Pada tahun 2005, setidaknya 2.148 orang dieksekusi di 22 negara, termasuk Indonesia.
Dari data tersebut 94% praktik hukuman mati hanya dilakukan di beberapa negara,
misalnya: Iran, Tiongkok, Arab Saudi, dan Amerika Serikat.
Dalam sejarah, dikenal beberapa cara pelaksanaan
hukuman mati:
- Sengatan
listrik: hukuman dengan
cara duduk di kursi yang kemudian dialiri listrik bertegangan tinggi
- Hukuman tembak:
hukuman dengan cara menembak jantung seseorang, biasanya pada hukuman ini
terpidana harus menutup mata untuk
tidak melihat.
D. Pembahasan
Zaman sekarang ini banyak kasus hukum
yang tidak diselesaikan dengan adil, bahkan tidak sesuai dengan pasal yang ada.

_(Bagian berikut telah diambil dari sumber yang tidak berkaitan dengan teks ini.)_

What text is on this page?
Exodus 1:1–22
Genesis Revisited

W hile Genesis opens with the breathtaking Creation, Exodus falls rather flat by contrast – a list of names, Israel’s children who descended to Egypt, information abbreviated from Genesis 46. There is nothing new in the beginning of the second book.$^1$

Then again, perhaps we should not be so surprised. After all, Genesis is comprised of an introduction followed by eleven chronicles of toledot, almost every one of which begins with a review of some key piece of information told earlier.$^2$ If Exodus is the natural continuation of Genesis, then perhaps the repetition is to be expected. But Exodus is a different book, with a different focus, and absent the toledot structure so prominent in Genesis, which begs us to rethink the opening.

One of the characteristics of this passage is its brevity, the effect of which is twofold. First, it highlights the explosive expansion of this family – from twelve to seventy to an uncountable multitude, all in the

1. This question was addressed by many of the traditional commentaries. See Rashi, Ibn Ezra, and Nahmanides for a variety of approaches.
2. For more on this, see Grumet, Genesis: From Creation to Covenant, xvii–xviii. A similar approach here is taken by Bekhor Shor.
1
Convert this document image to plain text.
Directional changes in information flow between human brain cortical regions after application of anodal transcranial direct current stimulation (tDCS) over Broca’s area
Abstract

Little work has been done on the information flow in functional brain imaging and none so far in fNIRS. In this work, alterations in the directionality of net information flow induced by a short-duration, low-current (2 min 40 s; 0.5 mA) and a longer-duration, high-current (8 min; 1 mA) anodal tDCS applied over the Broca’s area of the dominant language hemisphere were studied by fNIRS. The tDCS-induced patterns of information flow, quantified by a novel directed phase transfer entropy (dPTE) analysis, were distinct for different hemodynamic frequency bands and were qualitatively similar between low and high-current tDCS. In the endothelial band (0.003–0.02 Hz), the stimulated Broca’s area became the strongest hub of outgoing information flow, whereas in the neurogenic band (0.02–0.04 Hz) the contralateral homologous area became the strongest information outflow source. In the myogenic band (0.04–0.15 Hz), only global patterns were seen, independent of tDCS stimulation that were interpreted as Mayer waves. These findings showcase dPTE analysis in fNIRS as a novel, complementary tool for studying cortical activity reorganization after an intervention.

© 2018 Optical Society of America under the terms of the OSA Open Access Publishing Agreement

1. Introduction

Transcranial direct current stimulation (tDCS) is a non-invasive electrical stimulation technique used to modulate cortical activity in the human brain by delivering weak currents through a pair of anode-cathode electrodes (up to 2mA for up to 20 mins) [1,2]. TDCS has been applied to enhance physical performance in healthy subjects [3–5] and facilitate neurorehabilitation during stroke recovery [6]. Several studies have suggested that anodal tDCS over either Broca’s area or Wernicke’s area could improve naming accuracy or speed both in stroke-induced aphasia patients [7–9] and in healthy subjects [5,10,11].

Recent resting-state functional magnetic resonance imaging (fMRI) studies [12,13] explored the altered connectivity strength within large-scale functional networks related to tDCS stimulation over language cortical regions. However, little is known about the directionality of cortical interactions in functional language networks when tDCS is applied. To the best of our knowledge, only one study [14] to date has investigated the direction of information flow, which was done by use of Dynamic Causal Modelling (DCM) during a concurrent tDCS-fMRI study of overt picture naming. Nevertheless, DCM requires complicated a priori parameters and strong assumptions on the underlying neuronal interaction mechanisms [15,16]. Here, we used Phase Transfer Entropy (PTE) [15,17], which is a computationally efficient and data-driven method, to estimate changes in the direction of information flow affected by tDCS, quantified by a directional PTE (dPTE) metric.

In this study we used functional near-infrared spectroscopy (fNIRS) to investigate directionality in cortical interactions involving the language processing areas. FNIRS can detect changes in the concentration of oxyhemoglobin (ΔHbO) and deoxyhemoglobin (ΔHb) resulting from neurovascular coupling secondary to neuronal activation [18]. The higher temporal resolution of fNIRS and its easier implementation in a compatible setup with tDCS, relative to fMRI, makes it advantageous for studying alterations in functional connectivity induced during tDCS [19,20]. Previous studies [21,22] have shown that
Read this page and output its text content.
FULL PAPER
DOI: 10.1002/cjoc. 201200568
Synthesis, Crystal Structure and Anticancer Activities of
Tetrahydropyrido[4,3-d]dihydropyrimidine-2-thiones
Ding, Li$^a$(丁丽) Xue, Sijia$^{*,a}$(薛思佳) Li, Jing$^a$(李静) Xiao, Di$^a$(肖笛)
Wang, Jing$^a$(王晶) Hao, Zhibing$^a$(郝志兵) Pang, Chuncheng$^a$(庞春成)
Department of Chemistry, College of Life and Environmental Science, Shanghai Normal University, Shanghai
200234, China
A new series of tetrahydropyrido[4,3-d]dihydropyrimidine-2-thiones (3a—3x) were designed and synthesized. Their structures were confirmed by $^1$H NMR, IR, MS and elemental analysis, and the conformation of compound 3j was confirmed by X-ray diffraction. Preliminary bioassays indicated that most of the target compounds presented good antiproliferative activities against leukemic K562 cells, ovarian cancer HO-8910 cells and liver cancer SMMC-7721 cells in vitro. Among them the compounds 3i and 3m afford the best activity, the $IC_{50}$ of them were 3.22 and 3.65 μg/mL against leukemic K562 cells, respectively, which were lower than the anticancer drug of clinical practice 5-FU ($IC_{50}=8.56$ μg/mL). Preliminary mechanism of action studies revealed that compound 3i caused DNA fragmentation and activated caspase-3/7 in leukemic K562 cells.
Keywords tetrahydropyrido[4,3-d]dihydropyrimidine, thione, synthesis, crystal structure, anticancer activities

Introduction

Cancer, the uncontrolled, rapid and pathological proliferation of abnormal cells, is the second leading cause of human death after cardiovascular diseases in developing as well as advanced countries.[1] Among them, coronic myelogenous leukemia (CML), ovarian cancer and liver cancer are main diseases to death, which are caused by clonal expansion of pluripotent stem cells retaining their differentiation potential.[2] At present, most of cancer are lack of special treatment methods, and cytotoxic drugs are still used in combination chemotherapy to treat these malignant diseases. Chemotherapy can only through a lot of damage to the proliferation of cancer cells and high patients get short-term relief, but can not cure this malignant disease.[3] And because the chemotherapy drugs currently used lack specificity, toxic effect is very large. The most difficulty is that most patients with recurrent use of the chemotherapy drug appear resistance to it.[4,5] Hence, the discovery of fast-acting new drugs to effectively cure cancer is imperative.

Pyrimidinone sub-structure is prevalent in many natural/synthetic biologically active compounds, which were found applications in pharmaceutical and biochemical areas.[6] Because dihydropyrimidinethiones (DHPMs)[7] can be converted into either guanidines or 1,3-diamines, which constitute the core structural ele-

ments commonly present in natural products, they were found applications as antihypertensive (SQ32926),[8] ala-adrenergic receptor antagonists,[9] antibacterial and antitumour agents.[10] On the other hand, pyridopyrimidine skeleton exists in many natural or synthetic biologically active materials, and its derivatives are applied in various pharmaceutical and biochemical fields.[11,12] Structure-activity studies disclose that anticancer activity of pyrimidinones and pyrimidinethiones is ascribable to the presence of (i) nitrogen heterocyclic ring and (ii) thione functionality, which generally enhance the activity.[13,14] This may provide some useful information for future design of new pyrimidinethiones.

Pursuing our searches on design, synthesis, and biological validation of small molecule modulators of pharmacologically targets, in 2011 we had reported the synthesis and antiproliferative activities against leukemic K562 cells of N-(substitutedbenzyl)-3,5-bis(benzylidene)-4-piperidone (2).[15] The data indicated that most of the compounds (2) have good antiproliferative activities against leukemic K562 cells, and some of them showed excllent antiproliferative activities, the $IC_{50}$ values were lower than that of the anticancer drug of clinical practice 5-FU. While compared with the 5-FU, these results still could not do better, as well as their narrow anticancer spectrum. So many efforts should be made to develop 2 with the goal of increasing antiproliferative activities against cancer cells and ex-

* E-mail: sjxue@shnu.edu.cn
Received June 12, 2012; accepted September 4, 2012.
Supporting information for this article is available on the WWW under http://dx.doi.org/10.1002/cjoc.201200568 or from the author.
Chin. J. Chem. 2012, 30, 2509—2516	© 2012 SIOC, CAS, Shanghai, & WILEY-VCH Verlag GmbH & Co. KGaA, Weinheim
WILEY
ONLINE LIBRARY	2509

Dimana para penegak hukum memanfaatkan perannya sebagai hakim dan mafia hukum
dikalangan pemerintah Indonesia.
Dengan adanya aksi-aksi para mafia hukum
yang tidak terlihat disambut banyak protes dan kritik oleh masyarakat
Indonesia. Maka dari itu,makalah ini hadir untuk membahas ketidakadilan di
Indonesia yang tertuju pada keputusan hukum yang tidak setara dengan keadilan
sosial yang adil dan beradab.
Yang menjadi permasalahan disini hukuman
yang tidak setimpal dengan kesalahan yang dilakukan dan tidak adanya rasa
sosial yang tinggi terhadap sesama warga Indonesia. Dan perbedan hukuman antara
orang berstrata tinggi dengan orang yang melakukan kesalahan dari kalangan
bawah.
Negara Indonesia memiliki pancasila yang
harus di junjung tinggi agar keadila merata tidak memandang dari kalangan
apapun karena setiap warga Negara berhak memperoleh Hak yang sama. Semua
kalangan di Indonesia harus memperoleh perlakuan yang sama dari pemerintah,
yang harus di usahakan setiap saat agar kenyamanan hukum di Indonesia merata.
Hukum
adalah suatu sistem yang dibuat manusia untuk membatasi tingkah laku manusia
agar tingkah laku manusia dapat terkontrol , hukum adalah aspek terpenting
dalam pelaksanaan atas rangkaian kekuasaan kelembagaan, Hukum
mempunyai tugas untuk menjamin adanya kepastian hukum dalam masyarakat. Oleh
karena itu setiap masyarat berhak untuk mendapat pembelaan didepan hukum
sehingga dapat di artikan bahwa hukum adalah peraturan atau ketentuan-ketentuan
tertulis maupun tidak tertulis yang mengatur kehidupan masyarakat dan
menyediakan sangsi bagi pelanggarnya.
Tujuan Hukum
Tujuan
hukum mempunyai sifat universal seperti ketertiban, ketenteraman,
kedamaian, kesejahteraan dan kebahagiaan dalam tata kehidupan bermasyarakat.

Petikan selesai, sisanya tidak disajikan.